The developer is required to include a notice of compliance with the Washington State Environmental Policy Act with their JARPA application. WAC 220-110-030(3). The application packet should include:
- General plans for the overall project;
- Complete plans and specifications for the proposed construction or work;
- Waterward of the mean higher high water line in salt water;
- Waterward of the ordinary high water line in fresh water; and
- Complete plans and specifications for the proper protection of fish life. WAC 220-110-030(3).
6-WA-d.11 to 6-WA-d.12 – Review Application Materials for Completeness
WDFW must review the application materials for completeness. WDFW may request additional information from the developer.

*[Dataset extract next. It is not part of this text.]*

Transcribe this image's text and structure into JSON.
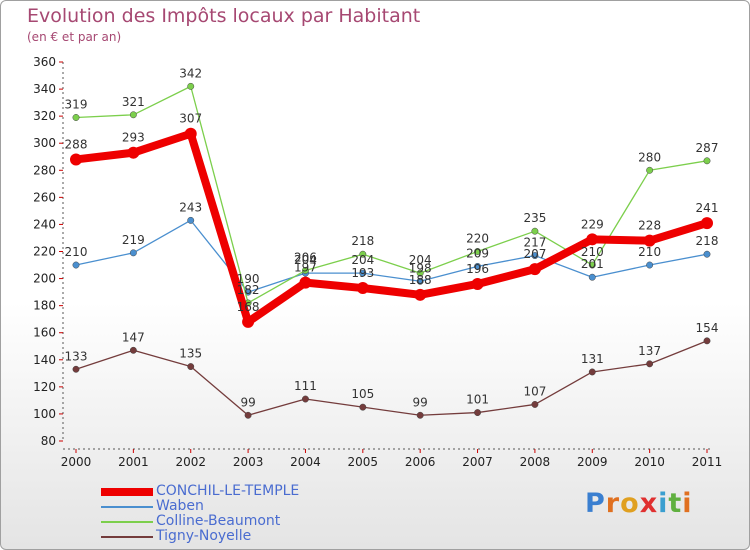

6-WA-d.13 to 6-WA-d.14 – Is the Application Approved?
WDFW must deny an HPA when the project will result in direct or indirect harm to fish life, unless adequate mitigation can be assured by attaching conditions to the HPA or modifying the proposal. If WDFW denies the HPA, they must provide written explanation to the developer stating the reasons for denial. WAC 220-110-030(14).
The developer may appeal the decision to deny an application to WDFW.
6-WA-d.15 – Hydraulic Project Approval Permit
WDFW will grant the HPA permit for a period of up to five years. WAC 220-110-030(13).
6-WA-d.16 – Provide Proof of Substantial Progress
The developer is required to demonstrate substantial progress on construction of the portion of the project covered by the HPA within two years of the date of issuance of the permit. WAC 220-110-030(13).